The move marks a major step in the evolution of Adidas and a potentially massive one, creatively and financially, for the house of Yamamoto.

“I’m trying to create something that doesn’t exist in the world,” Yamamoto explained in a press briefing to a small group of journalists in Paris’ Pershing Hall hotel.

“In Japan you see the triple stripe everywhere, on trains and on the streets, high school kids and college students all wear Adidas. It was more than surprising. It was more like, ‘How can I make my creative life without this?’ That’s why I asked my assistant to call Adidas,” said the designer, explaining how the first contact was made.

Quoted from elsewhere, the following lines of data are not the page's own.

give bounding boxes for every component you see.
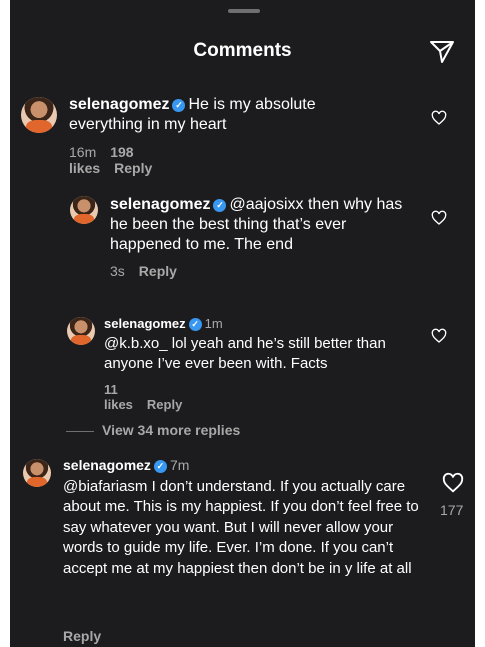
- comment-meta: 3s Reply: [110, 263, 191, 279]
- divider-line: [66, 430, 94, 432]
- heart-icon[interactable]: [442, 472, 464, 494]
- verified-badge-icon: ✓: [188, 318, 202, 331]
- comment-time: 16m: [69, 144, 97, 160]
- view-more-replies-button[interactable]: View 34 more replies: [66, 422, 240, 438]
- comment-body: @biafariasm I don’t understand. If you a…: [63, 477, 419, 577]
- comment-body: @k.b.xo_ lol yeah and he’s still better …: [104, 335, 386, 372]
- verified-badge-icon: ✓: [172, 99, 186, 112]
- username[interactable]: selenagomez: [104, 316, 186, 331]
- reply-button[interactable]: Reply: [63, 628, 101, 644]
- comment-text: selenagomez ✓ He is my absolute everything…: [69, 95, 374, 135]
- view-more-label: View 34 more replies: [102, 422, 241, 438]
- comment-text: selenagomez ✓ 1m @k.b.xo_ lol yeah and he’…: [104, 314, 414, 374]
- comment-text: selenagomez ✓ 7m @biafariasm I don’t under…: [63, 455, 433, 579]
- heart-icon[interactable]: [431, 328, 447, 344]
- comment-time: 1m: [204, 316, 223, 331]
- reply-button[interactable]: Reply: [114, 160, 152, 176]
- comment-time: 3s: [110, 263, 125, 279]
- avatar[interactable]: [21, 97, 57, 133]
- avatar[interactable]: [70, 196, 98, 224]
- heart-icon[interactable]: [431, 110, 447, 126]
- verified-badge-icon: ✓: [213, 199, 227, 212]
- username[interactable]: selenagomez: [63, 457, 151, 473]
- reply-button[interactable]: Reply: [147, 397, 182, 412]
- username[interactable]: selenagomez: [69, 96, 169, 113]
- reply-button[interactable]: Reply: [139, 263, 177, 279]
- avatar[interactable]: [23, 459, 51, 487]
- comment-meta: 16m 198 likes Reply: [69, 144, 166, 176]
- paper-plane-icon[interactable]: [428, 38, 456, 66]
- like-count: 177: [440, 502, 464, 518]
- comment-meta: Reply: [63, 628, 115, 644]
- comment-time: 7m: [169, 457, 190, 473]
- page-title: Comments: [193, 40, 292, 61]
- comment-text: selenagomez ✓ @aajosixx then why has he be…: [110, 195, 415, 255]
- heart-icon[interactable]: [431, 210, 447, 226]
- verified-badge-icon: ✓: [153, 460, 167, 473]
- comment-meta: 11 likes Reply: [104, 382, 196, 412]
- likes-count[interactable]: 11 likes: [104, 382, 133, 412]
- username[interactable]: selenagomez: [110, 196, 210, 213]
- drag-handle[interactable]: [228, 9, 260, 13]
- comments-sheet: Comments selenagomez ✓ He is my absolute e…: [10, 0, 475, 647]
- avatar[interactable]: [67, 317, 95, 345]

The collection will debut with the spring/summer 2003 season and be launched to the trade in October, possibly with a catwalk show in Paris.

“That’s probably the best way to present it,” said Yamamoto before lighting one of his Hi Life cigarettes.

The move means that, including his signature collection and more moderately priced Ys line, the designer will be producing six collections a year.

“I’m giving up the karate and my music,” laughed Yamamoto, who fronts his own rock band.

The target market for the new collection is brand-conscious 30 to 45 year olds.

The line, which does not have a final name but at least a new logo composed of a dark circle with triple pointy stripes, will compete with brands like Prada Sport, Polo Sport and Stone Island.

Yamamoto has produced limited editions of sneakers for Adidas for the past four seasons, but this news marks a quantum leap in the relationship, as the designer will also create apparel for the German brand.

Erich Stamminger, the Adidas board member responsible for marketing, revealed Wednesday that over the medium-term, between five and ten years, the company hopes that its Sports Style division grows to represent five percent of total volume.

Considering that Adidas’ 2001 sales reached 4.6 billion Euros, that would mean close to one quarter of a billion dollars, a massive sum given that Yamamoto’s own house had annual sales of around $90 million last year.

Adidas has so far sold 50,000 pairs of the Yohji-designed sneakers.

Taking into account that these were all produced in limited editions, the result was a “huge number” that “exceeded all our expectations,” explained Adidas’ head of global business development Hermann Deininger.

Exact details of the Sports Style deal were not in abundance.

When asked whether the contract was a licensing agreement or joint venture, Yamamoto was sibylline, “This contract is very strange. We began working without a piece of paper signed, and we still don’t know the project will be born.”

Yamamoto will control all aspects of the creative process, including advertising, and later revealed over coffee that he may use a famous athlete in a future campaign, as Adidas does for its soccer and basketball footwear.

“That’s a question I’ll have to confront,” he smiled.

Sneakers will retail at between $200 and $250, T-shirts for $60 and jackets at up to $600.

The first collection will contain 60 styles for men and women and about seven to eight unisex sneakers.

Yamamoto revealed that he had been close to retiring last year.

“I was mentally very tired last year after coming to Paris. Last October was a tough moment. I asked myself, ‘Can I still do it?’ But strangely this helped the motivation come back after 20 years of showing in Paris. I could really do something new. I didn’t just double my work, I tripled it!”

He continued, “But it’s very difficult to find nice sportswear for everyday life. What I see right now, the cut, the mix of colors, is awful. For my generation sneakers didn’t really exist. Young people now who want to become chic first look at athletes and rock stars, not designers. It’s a totally new culture.”